Si nous considérons la vie du point de vue étroit de ceux qui disent qu'il n'y a qu'une terre, puis soit un ciel ou un enfer tous deux éternels, la pauvreté sera envisagée comme un grand handicap qu'il faut tâcher d'éviter. Mais, sachant que nous avons de nombreuses vies à vivre, et qu'elles nous offriront toutes les occasions nécessaires pour édifier notre caractère, nous devons admettre que la pauvreté n'est pas nécessairement, en elle-même, du mauvais Karma. La pauvreté ne tend pas naturellement à engendrer l'égoïsme, mais la richesse en a besoin.

Il est juste et bien que chacun naisse à son tour dans un corps soumis à toutes les peines, les privations et les misères de la pauvreté moderne. Comme l'état actuel de la civilisation, avec toutes ses horreurs de misère, de crime, de maladie, de relations fausses qui règnent presque partout provient du passé auquel nous avons œuvré, il est juste que tous nous les subissions à un moment donné de notre carrière. Si une personne qui ne s'inquiète nullement de la misère où vivent des hommes et des femmes, est attirée dans son incarnation suivante vers une impasse de nos villes, son âme portera l'empreinte de la souffrance infligée par un tel état. Et plus tard cette expérience lui suscitera de la compassion et de l'intérêt pour autrui. Car, tant que nous n'avons pas expérimenté les effets d'une situation de la vie, nous ne pouvons ni la comprendre ni la juger par une simple description. L'aspect personnel qui est impliqué dans cette expérience, peut ne pas se réjouir de cette perspective ; mais si l'Ego décide que la prochaine incarnation de la personnalité aura lieu dans un tel milieu, il en résultera un avantage et non le contraire.

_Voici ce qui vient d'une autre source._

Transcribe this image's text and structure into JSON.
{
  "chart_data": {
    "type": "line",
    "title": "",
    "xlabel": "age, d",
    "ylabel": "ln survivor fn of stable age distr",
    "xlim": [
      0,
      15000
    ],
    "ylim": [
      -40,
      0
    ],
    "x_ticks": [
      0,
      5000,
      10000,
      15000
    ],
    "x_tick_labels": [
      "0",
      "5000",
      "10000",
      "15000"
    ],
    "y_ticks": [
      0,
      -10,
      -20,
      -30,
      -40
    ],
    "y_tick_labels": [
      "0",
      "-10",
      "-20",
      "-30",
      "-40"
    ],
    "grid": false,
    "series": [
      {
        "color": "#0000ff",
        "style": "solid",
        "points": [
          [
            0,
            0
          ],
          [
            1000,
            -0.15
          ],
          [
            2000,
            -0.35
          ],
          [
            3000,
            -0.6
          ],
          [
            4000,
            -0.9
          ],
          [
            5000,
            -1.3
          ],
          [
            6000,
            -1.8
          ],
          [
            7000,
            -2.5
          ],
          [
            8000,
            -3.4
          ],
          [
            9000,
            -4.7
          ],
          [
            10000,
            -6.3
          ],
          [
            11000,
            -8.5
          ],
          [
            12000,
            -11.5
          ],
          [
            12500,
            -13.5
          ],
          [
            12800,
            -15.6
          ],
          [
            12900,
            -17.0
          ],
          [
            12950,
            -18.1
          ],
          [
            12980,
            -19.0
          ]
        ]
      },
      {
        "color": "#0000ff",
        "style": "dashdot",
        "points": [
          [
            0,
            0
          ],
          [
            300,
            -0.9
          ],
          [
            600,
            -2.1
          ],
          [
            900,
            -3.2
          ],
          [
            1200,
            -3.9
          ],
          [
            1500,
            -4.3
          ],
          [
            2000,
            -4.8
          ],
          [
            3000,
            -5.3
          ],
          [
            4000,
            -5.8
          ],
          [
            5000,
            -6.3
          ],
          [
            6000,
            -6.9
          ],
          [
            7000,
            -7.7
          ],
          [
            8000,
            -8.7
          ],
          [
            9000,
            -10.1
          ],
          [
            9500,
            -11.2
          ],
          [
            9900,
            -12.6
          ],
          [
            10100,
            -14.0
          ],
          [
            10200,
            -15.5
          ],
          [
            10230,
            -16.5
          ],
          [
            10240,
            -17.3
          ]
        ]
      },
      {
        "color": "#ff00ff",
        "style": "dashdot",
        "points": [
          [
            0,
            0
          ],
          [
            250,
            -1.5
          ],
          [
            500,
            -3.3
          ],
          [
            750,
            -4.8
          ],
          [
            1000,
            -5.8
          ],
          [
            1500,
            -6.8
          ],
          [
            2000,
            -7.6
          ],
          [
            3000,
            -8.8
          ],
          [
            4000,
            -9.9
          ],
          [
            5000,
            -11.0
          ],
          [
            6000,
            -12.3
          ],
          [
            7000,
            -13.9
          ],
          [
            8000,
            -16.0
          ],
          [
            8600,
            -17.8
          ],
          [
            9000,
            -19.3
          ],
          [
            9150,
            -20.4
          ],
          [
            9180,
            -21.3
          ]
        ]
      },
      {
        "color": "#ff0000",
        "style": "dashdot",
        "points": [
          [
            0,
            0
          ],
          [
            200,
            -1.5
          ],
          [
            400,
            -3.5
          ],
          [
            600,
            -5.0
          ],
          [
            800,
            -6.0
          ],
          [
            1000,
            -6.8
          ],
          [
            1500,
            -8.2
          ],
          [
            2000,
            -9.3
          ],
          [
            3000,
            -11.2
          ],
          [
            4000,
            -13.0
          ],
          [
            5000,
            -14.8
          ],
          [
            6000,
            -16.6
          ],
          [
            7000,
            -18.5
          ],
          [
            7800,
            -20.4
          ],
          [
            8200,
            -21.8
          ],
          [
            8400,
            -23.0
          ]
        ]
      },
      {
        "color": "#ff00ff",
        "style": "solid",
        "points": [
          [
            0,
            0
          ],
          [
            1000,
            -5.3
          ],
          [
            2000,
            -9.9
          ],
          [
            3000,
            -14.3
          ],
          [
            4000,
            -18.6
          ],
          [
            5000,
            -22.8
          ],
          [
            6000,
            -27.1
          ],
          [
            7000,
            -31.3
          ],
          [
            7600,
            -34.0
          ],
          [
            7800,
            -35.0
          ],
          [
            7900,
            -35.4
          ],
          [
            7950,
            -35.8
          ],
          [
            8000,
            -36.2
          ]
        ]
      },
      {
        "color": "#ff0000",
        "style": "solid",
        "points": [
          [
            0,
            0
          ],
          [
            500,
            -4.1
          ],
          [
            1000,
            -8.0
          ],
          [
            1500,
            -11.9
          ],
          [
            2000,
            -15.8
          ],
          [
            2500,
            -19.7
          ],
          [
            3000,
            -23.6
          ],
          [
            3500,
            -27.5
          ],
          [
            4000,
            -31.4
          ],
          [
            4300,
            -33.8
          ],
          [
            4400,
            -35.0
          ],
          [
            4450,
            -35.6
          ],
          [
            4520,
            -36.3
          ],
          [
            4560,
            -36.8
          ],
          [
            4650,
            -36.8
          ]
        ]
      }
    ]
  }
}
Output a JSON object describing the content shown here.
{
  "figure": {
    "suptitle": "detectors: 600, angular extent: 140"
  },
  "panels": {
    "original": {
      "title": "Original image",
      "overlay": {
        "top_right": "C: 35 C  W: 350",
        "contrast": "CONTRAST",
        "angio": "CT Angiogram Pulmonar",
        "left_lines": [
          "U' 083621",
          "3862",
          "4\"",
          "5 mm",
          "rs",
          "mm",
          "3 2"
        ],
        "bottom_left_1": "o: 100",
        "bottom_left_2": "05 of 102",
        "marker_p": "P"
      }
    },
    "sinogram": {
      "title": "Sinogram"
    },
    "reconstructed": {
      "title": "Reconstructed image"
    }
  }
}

Si nous considérons maintenant le champ d'opération en nous du soi-disant avantage des occasions offertes, d'argent, de voyages et de professeurs, nous voyons tout de suite qu'il est limité uniquement au cerveau. Les langues, l'archéologie, la musique, la jouissance des beaux spectacles, des mets les plus fins, des vêtements les plus luxueux, des voyages en tous pays, modifiant ainsi à l'infini les impressions auditives et visuelles, ont tous leur origine et leur fin dans le cerveau, mais non dans l'âme ou le caractère. Et comme le cerveau est une partie du corps instable et fugitif, toute la fantasmagorie disparaît et cesse d'exister lorsque la note de la mort fait résonner sa vibration solennelle dans la forme physique, et en chasse l'habitant. Le maître-ganglion central merveilleux qui régit le tout, se désagrège, et il ne reste rien que quelque arôme subtil çà et là dépendant de la prédilection intérieure réelle pour telle ou telle activité, image ou sensation. Rien ne subsiste que quelques rares tendances — des skandhas [ou agrégats], et non de la meilleure espèce. Les avantages se transforment donc, finalement, en désavantages.

Mais imaginez le même cerveau, le même corps placés dans des conditions difficiles, luttant une grande partie de la vie, accomplissant leur devoir, mais ne se trouvant pas en état de satisfaire les sens : cette expérience marquera au fer rouge, imprimera, gravera dans le caractère, plus d'énergie, de pouvoir, de grandeur d'âme. C'est ainsi que se font au cours des âges, les grandes âmes. L'autre processus est celui que suit l'homme moyen quelconque qui n'est encore rien d'autre en somme, qu'un animal.

William Q. Judge

Article de W. Q. Judge dans la revue The Path de Juillet 1895.